No carro que conduzia à casa da amiga morta, Madalena meditava com melancolia, conchegando ao busto ainda belo as rendas negras do vestuário de luto improvisado para esse inesperado transe.
Morrera Valentina, a sua querida companheira da infância!... Extinguira-se de repente, na véspera, essa doce criatura pálida, cuja vida frágil, de sempre enferma e sempre apagada, pouco importava desde muitos anos aos seus mais próximos, nesse centro familiar, rumoroso e alegre, onde se moviam os filhos, as filhas, os genros e as noras da atual finada, em seu inconsciente egoísmo de entes novos, sadios e ativos. E o principal, na aparência, de toda essa gente moça, nascida do seu sangue ou fundida com o seu sangue, Valentina, na realidade, passara gradualmente a ser um zero no lar, de uma sensibilidade doentia que a isolava, sob o terror dos choques da existência comum, e de uma fraqueza de caráter que as contínuas moléstias iam sempre agravando. Tinha a figura emaciada de uma freira. Andava devagar, como arrastando dolorosamente os passos, sem rumo, sem objetivo. E eis enfim que morrera, discretamente, sem ruído, num sopro de ave cansada, que encolhe a cabeça sob a asa e expira docemente, sem incomodar ninguém com estardalhaços de uma agonia aflitiva e prolongada.
Madalena evocava agora esse tristonho tipo de mulher, que conhecera despreocupado na meninice, poeticamente sentimental na adolescência, e enfim abatido nos últimos tempos — e uma sensação como medrosa de arrepio se misturou ao sentimento natural da sua afetuosa saudade.

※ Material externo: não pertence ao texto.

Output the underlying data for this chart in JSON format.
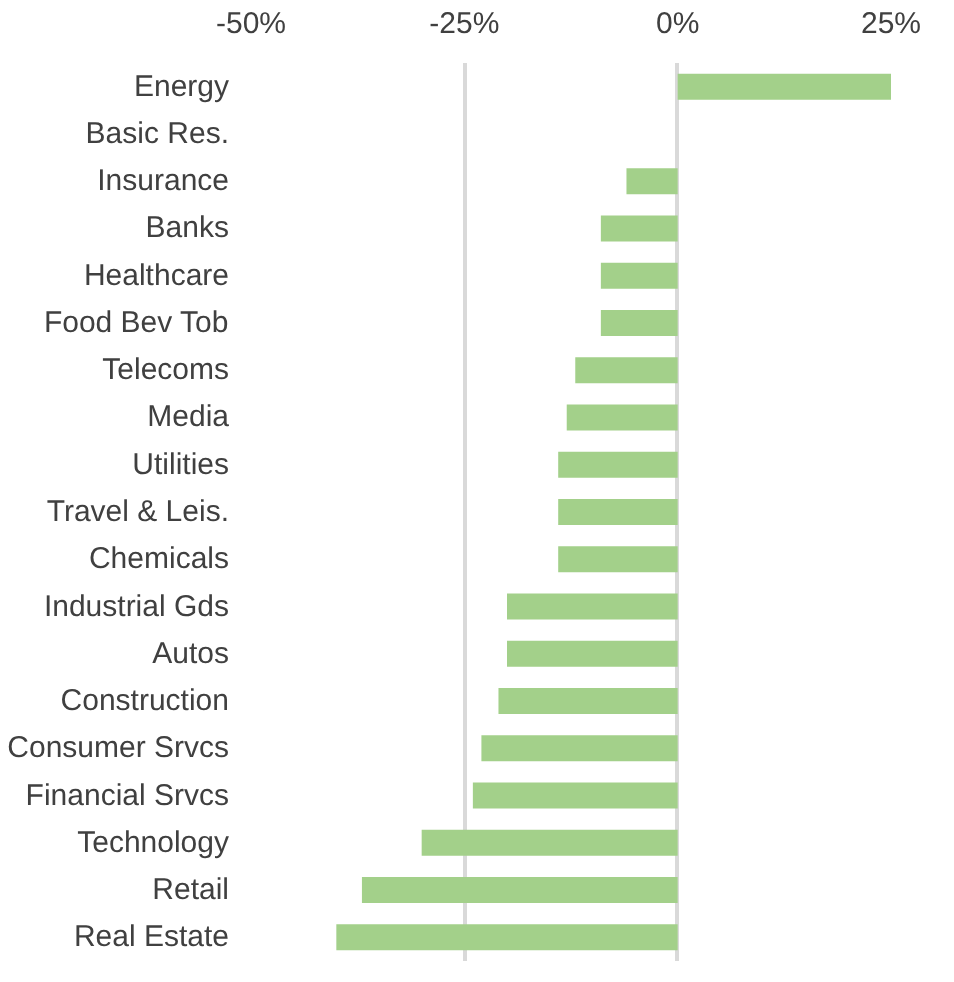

Quantos anos podia ter Valentina? Só quarenta e seis — a sua própria idade, pois tinham nascido no mesmo ano. E, mais nervosa, Madalena atirou-se para o canto da vitória, vergou o corpo, para enfiar a vista pelo espetáculo das ruas em todo o jubiloso movimento das quatro horas da tarde. Que contraste com o desalento das suas idéias! E que novidade, também, no meio da apatia dos seus dias monótonos, sempre iguais, ao fundo dessa chácara sombria de arvoredos, porejando umidade dos seus caramanchéis apodrecidos pelas chuvas, em que ela esquecia todos os risos da vida por inércia de hábitos, empurrada pouco a pouco, quase sem sentir, para o isolamento próprio dos que terminaram o seu papel no mundo! Um relâmpago fuzilou nas pupilas de Madalena, ao acicate de um pensamento súbito e cruel: como a Valentina!... assim mesmo é que se resvala até cair na morte, sem reagir e sem viver — no verdadeiro sentido desta palavra tão ampla...
E, como febril, debruçou-se mais avidamente, fartou a vista de olhar, de olhar a onda popular espraiada pelas vias, numa ondulação crescente e vertiginosa.
O carro, vindo do Rio Comprido, seguia pela nova e brilhante rua da Carioca, cortada de elétricos rápidos, com a sua alta casaria de aspecto europeu, lojas de montras espelhantes cheias de compradores, grupos remoinhando em certos pontos da calçada larga, junto aos postes de parada dos bondes, um ar de efervescente alegria no azul do céu, na brancura luminosa das fachadas dos prédios, nas vitrinas, nos artigos policromos expostos à venda, nas portas, na multidão formigando apressadamente; em tudo.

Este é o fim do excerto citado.